After discussing these changes, the FDA indicated that the agency’s definition of EFS was different and stricter. As a result, on October 28, 2020, more than one year after the enrolment of the last patient in the trial, the primary endpoint was changed for a second time—this time to OS as the sole primary endpoint. Remarkably, OS became the only positive endpoint of the study.
Unanswered Questions and Regulatory Approval
In its assessment report, the EMA raises concerns regarding the uncertainties in this study:
“The key secondary endpoint EFS per FDA definition was not statistically significant different between the quizartinib and placebo arms (p = 0.24).” Furthermore, “The difference in overall survival of quizartinib compared to placebo is not supported by other secondary endpoints; rates of CR, CR with FLT3-ITD MRD negativity, and CRc with FLT3-ITD MRD negativity were similar between treatment arms.”
At first glance, you might think, "Does that really matter? Isn’t overall survival the ultimate goal?" And you’re right—OS is indeed the gold standard endpoint. But these other endpoints provide crucial insight into the biological activity of the compound and its ability to control the disease at a deeper, molecular level. The negative results of these secondary endpoints raise questions about how the drug is actually improving survival, as it does not seem to be eradicating the disease more effectively than the placebo.
Several questions remain unanswered,* yet quizartinib has been authorised by both the EMA and FDA since 2023. This approval follows the rejection of the drug earlier in 2019 for the same indication, but as monotherapy in the relapsed or refractory setting, based on a randomised trial comparing it to chemotherapy (EMA, FDA).
Changing primary endpoints happens all too often
The quizartinib case is not unique. A cross-sectional analysis of 755 phase 3 cancer studies found that the primary endpoints were changed in 19% of trials after initiation. Less than a third discussed the changes in the published articles. Not surprisingly, the changes to primary endpoints appeared to be independently associated with trial positivity. Another study by Richters et al., which examined 38 randomised trials involving immunotherapies, found that 63% of the trials changed at least one aspect of their primary endpoint. In 6 out of 38 trials, the assessment of protocols was hindered due to redacted sections related to primary endpoints or the absence of original protocols.
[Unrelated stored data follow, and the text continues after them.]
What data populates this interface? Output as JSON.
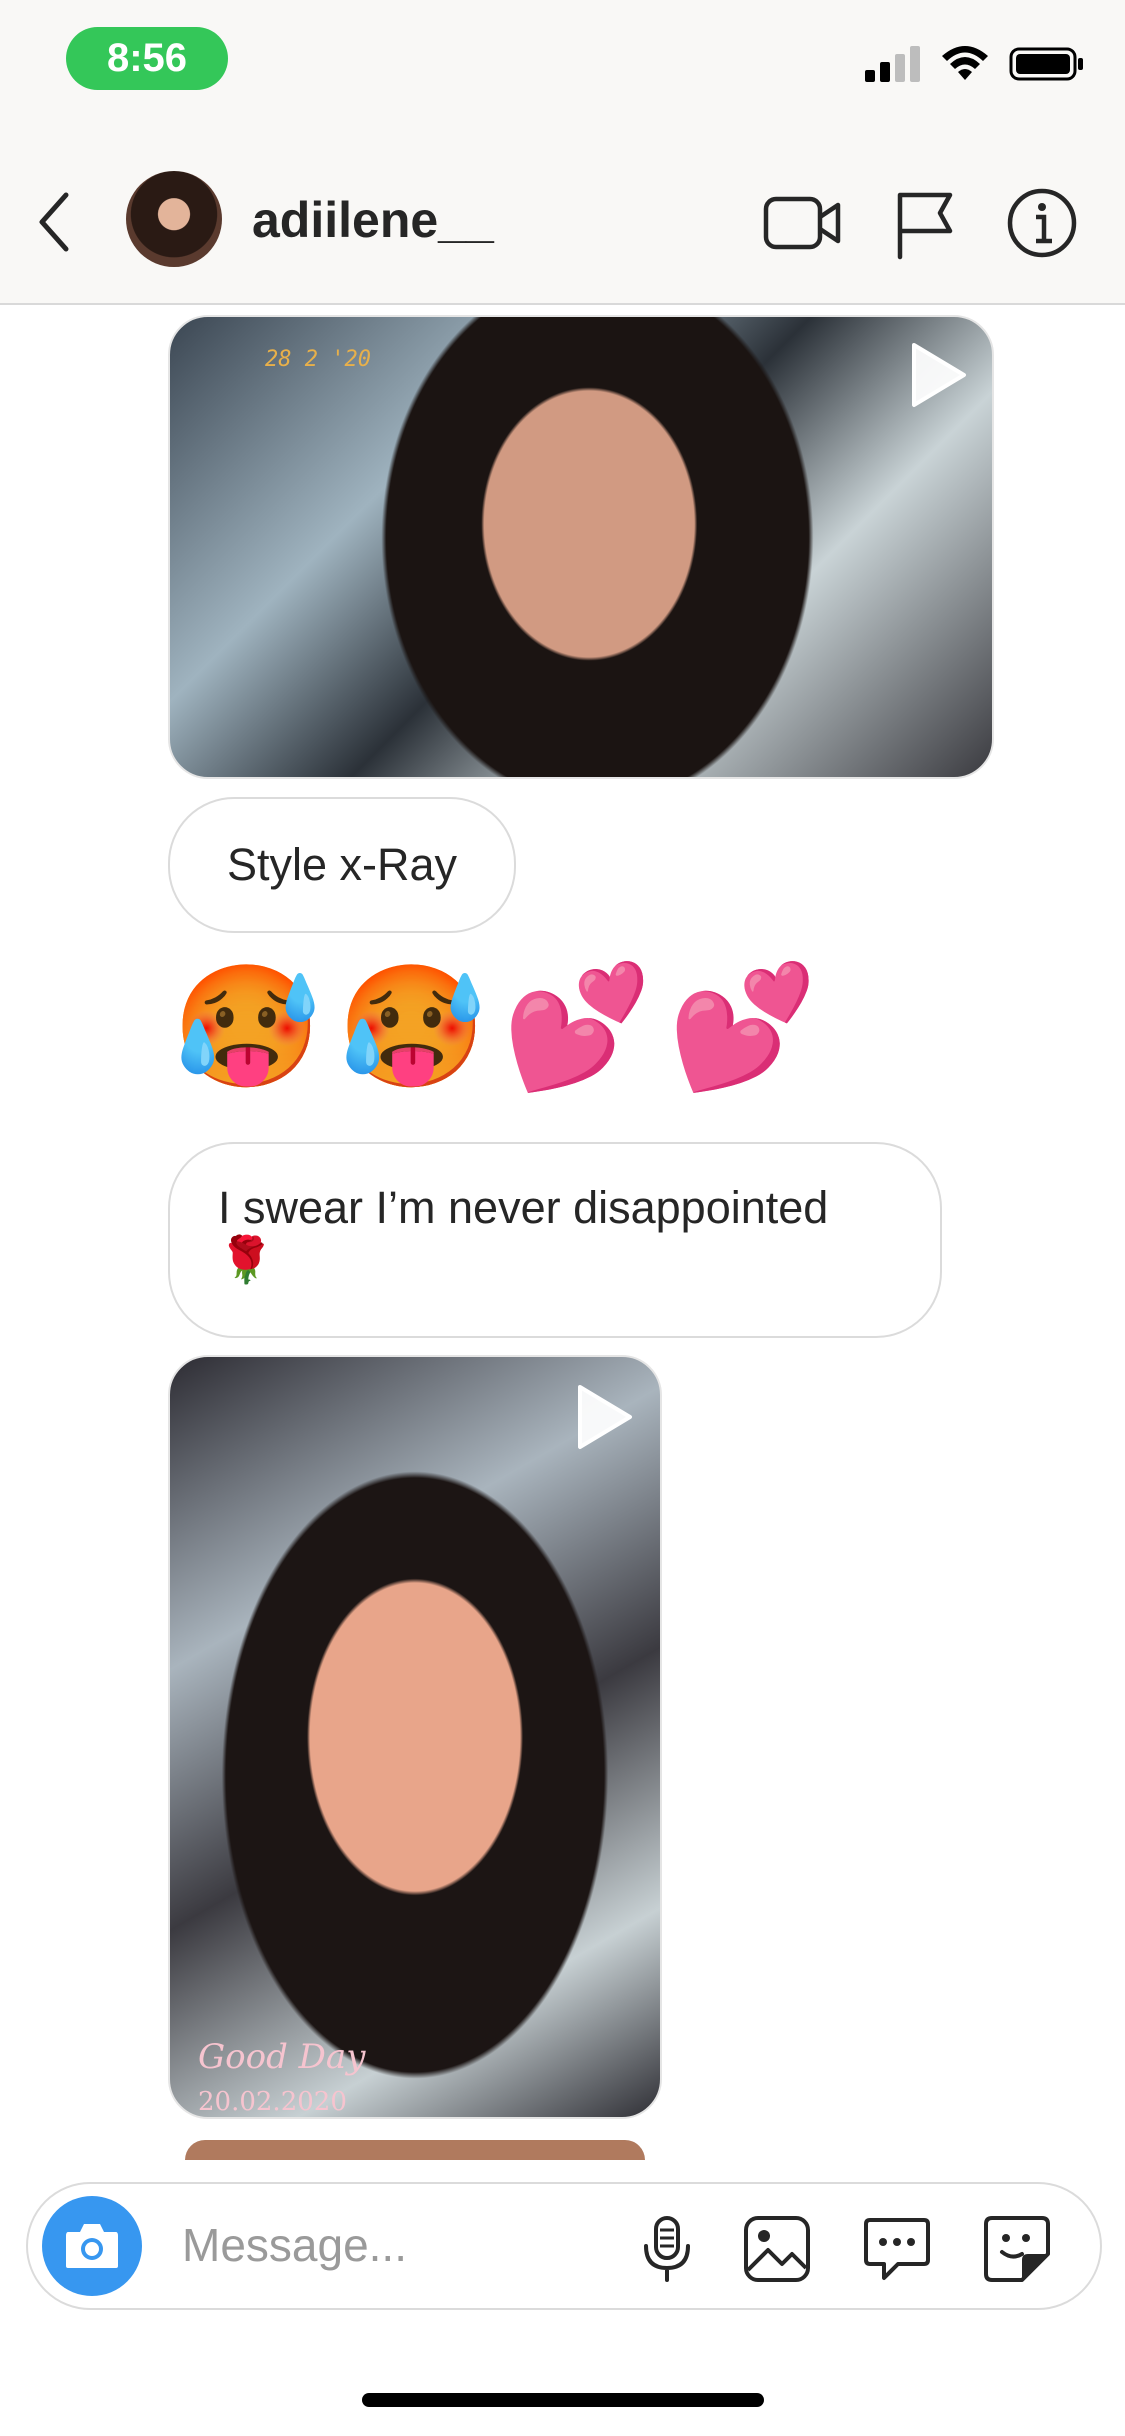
{
  "status_bar": {
    "time": "8:56"
  },
  "header": {
    "username": "adiilene__"
  },
  "messages": [
    {
      "type": "video",
      "date_overlay": "28 2 '20"
    },
    {
      "type": "text",
      "text": "Style x-Ray"
    },
    {
      "type": "emoji",
      "text": "🥵🥵💕💕"
    },
    {
      "type": "text",
      "text": "I swear I’m never disappointed",
      "emoji": "🌹"
    },
    {
      "type": "video",
      "caption": "Good Day",
      "caption_date": "20.02.2020"
    }
  ],
  "composer": {
    "placeholder": "Message..."
  },
  "colors": {
    "accent": "#3797f0",
    "time_pill": "#34c759"
  },
  "icons": [
    "back-icon",
    "video-call-icon",
    "flag-icon",
    "info-icon",
    "camera-icon",
    "microphone-icon",
    "gallery-icon",
    "chat-icon",
    "sticker-icon",
    "play-icon"
  ]
}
Florez et al. suggest that journals should require the publication of protocols and amendments, as well as mandate the disclosure of any changes to endpoints along with the reasons for those changes, to ensure fairness to trial participants, the public and the competitors who conduct a fair trial.
Just as organisers of a sports match wouldn’t change the rules mid-game, trialists should stick to a validated primary endpoint to ensure fair play and scientifically valid results.
Footnotes:
* Several questions remain unanswered regarding the QUANTUM-First trial. For instance, could the imbalances between the two study arms (e.g., higher rates of discontinuation due to adverse events in the quizartinib group) and/or the differences in other treatments received by patients lead to a survival advantage? These are important questions, especially considering the limited statistical strength of the evidence for overall survival (p=0.03). The EMA notes that “not all subsequent (non-protocol) therapies were recorded for all patients” and that “during follow-up for OS, in addition to receiving already approved AML therapies (Note: Midostaurin received US approval 7 months after the start of QuANTUM-First and EU approval 12 months after) and Hematopoietic Stem Cell Transplantation as subsequent treatment options, patients in the study also moved to a new clinical trial for another investigational drug or received treatments that may not be available to all patients in Europe.”